Vermeersch's own poems started to appear in the late 1990s, and were brought together in his 2000 debut collection, Burn, from ECW Press. Burn showed only some of the intellectual ambition of his later collections, but was amply praised for its narrative skill and striking imagery. It was shortlisted for the 2001 GERALD LAMPERT MEMORIAL AWARD for best first collection of poetry in Canada. His follow-up was 2002's semi-autobiographical dramatic sequence The Fat Kid, which gathered episodes from the coming-of-age of fictional adolescent, Calvin Little. It was released amid a wave of books, predominantly non-fiction, that addressed issues of body image, but was unique among them for its choice of medium and for considering the topic through a masculine protagonist.
The McClelland & Stewart Collections
Paul Vermeersch's first collection with MCCLELLAND & STEWART, 2005's Between the Walls, saw him pivot from the more personal work of The Fat Kid and Burn to approach the urban landscape as a natural landscape, complete with its own habitats, evolution and niches. Meanwhile, major poems such as "Notes Towards a Lexicon of the Language of the Bear" present the animal experience as a cousin to that built world, intersecting it at occasional moments of translation but also interior, complete and separate. Vermeersch's work can be read as a rejection of the human-centred paradigm of the generation of poets before him. It is also distinct from much Canadian eco-poetry: his work is more secular, and less mystical, than Don MCKAY or Roo BORSON's, and less antic and obtuse than Tim LILBURN's.
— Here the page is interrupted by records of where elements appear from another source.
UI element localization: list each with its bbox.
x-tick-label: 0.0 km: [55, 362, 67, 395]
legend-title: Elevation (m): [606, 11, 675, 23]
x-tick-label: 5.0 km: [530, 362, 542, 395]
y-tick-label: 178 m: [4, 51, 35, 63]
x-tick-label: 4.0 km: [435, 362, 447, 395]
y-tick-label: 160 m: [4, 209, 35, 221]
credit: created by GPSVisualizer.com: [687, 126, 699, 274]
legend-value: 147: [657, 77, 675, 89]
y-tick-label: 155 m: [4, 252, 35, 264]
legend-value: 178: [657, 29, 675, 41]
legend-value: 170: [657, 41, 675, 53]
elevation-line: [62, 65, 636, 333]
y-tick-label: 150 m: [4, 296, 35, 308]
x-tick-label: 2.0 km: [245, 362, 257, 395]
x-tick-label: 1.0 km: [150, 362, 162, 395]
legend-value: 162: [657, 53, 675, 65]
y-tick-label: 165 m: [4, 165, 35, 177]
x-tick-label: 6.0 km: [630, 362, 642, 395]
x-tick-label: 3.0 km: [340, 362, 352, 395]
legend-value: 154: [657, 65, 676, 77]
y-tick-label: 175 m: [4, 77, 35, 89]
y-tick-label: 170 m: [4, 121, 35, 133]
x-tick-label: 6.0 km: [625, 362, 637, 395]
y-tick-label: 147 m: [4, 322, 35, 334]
A more complete expression of this ethic came in Vermeersch's 2010 collection, The Reinvention of the Human Hand, which is best positioned as a loosening of the borders between Vermeersch's human and nature poems. Its showpiece poems present animal subjects, but do so in concert with their human intersections. "Ape," for example, is a biography of Koko, the gorilla who became famous for learning sign language. Meanwhile, "Three Anthropomorphic Studies for Mel Blanc" is exactly what it sounds like, a series of first-person monologues by Bugs Bunny characters, written in the language of nature documentaries. It may be Vermeersch's most representative poem. The Reinvention of the Human Hand brought Paul Vermeersch his most significant accolade, an inclusion on the shortlist for the 2010 TRILLIUM BOOK AWARD.